Last night, Democratic Sen. Kay Hagan duked it out with Republican Thom Tillis duked it out again in a debate hosted by ABC News’ George Stephanopoulos. It was the same as first bout between the two sides in this race. ISIS, immigration, health care, and common core were some of the main issues debated between Tillis ad Hagan, but Tillis seemed more prepared this time.
Hagan’s opening salvo slammed Tillis for putting the wealthy and big corporations first, gutting education, and dividing the state. Tillis went after Hagan again for being too close to the Obama administration.
On the issue of ISIS, Stephanopoulos asked Hagan if she supports Obama’s policy in dealing with this terrorist group and will it succeed. She said that the ISIS members are terrorists, they’ve attacked Americans, and our mission should be to eradicate these terrorists. Additionally, she said she supports airstrikes to take out weapons caches, ISIS training grounds, and arming and training the moderate Syrian rebels–and that all of this should be be done through a broad coalition; she hit Tillis for waffling and being “spineless” on these national security issues. And there’s the question?
What other policies does Hagan support and does she regret any votes she made in support of Obama’s policies? She has voted with the president 96 percent of the time. I’m guessing that Tillis’ folks saw the Elon poll that showed Obama is more of a liability for Hagan than Gov. McCrory is for Tillis. It’s an interesting fact since out of all the states Romney won in 2012; Obama’s approval rating was one of the highest in North Carolina.
One could conclude that the “Hagan=Obama” attacks had a ceiling, but Elon noted that her favorability dropped when Democrats, Republicans, and independents saw a photo with her and the president. Yet, this poll was comprised of registered voters, a sample of likely voters would have been more accurate.
Nevertheless, Hagan had a difficult time answering if Obama’s policies were on the ballot; she can thank the leader of her party who said last week, “Make no mistake: these policies are on the ballot. Every single one of them.” This was something the Hagan camp didn’t want going into what could be the final debate in this election between the senator and Tillis.

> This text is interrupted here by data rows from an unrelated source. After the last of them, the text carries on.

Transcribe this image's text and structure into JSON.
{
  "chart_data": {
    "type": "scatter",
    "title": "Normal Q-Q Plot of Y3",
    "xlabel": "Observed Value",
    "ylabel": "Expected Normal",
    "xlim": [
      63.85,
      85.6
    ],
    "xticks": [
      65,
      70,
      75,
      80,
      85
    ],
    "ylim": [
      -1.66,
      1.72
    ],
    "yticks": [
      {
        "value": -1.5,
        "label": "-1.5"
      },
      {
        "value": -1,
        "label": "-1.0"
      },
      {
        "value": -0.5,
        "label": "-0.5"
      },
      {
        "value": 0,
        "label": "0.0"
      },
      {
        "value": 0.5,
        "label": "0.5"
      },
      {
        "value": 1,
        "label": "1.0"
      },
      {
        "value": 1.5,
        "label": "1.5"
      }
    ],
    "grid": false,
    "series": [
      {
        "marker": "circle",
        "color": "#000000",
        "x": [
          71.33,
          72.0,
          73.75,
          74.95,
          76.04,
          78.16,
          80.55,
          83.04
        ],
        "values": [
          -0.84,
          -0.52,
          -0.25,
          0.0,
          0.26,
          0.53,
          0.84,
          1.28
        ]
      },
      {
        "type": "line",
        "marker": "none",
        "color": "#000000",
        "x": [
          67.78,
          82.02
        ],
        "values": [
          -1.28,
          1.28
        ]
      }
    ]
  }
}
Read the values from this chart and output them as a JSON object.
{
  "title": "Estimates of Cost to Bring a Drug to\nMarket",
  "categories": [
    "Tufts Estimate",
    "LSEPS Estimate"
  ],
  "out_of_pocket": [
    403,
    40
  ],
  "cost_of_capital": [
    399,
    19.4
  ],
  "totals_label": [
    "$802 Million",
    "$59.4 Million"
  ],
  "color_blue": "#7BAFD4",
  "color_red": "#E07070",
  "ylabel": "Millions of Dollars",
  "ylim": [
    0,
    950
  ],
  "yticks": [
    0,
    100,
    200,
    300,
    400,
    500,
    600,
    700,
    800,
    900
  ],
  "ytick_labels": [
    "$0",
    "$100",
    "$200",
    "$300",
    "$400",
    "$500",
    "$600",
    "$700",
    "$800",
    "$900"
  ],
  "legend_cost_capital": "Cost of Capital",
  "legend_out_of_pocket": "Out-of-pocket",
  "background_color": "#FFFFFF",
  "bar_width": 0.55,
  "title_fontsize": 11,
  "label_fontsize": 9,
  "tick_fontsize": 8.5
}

Even Time magazine noticed the Hagan-Obama baggage:
“A vote for Senator Hagan is a vote for President Obama’s failed policies,” Tillis said. With the trap set, Sen. Kay Hagan seemed to stumble into it. Asked to name an instance where she regretted a Congressional vote, after Tillis noted the Democrat has voted with Obama “96% of the time,” Hagan failed to come up with one. Tillis said this was proof that she was “proud” of voting with the President.
Back in January, Hagan ducked a question on whether Obama would hurt her chances of reelection.
On the other hand, Mr. Tillis encountered some trouble regarding Hagan’s questions over equal pay legislation. He said it’s best to enforce the current laws we have now that prevent gender-based wage discrimination, like the Equal Pay Act, instead of passing new regulations that will burden businesses. He also cited his working mother and grandmother, adding he knew his grandmother was being discriminated against when she had to work during the Depression era–and how that’s wrong. He also said his daughter, who is about to start nursing school, better be paid the same as a man with the same skill set in this field.
At least in theory, both Tillis and Hagan agree that women deserve equal pay for equal work.
Hagan said that that the Equal Pay Act hasn’t passed. Uh, actually it did; back in 1963. President Kennedy signed it into law.
While Hagan has a slight lead over Tillis, remaining “afloat” meant some serious cash needed to be injected into this race. So, while Democrats can see Hagan as holding the line, it’s also come at a considerable price.
Addendum: Big takeaway story from last night's debate was that Hagan admitted to skipping out on an Armed Services committee hearing to go fundraise.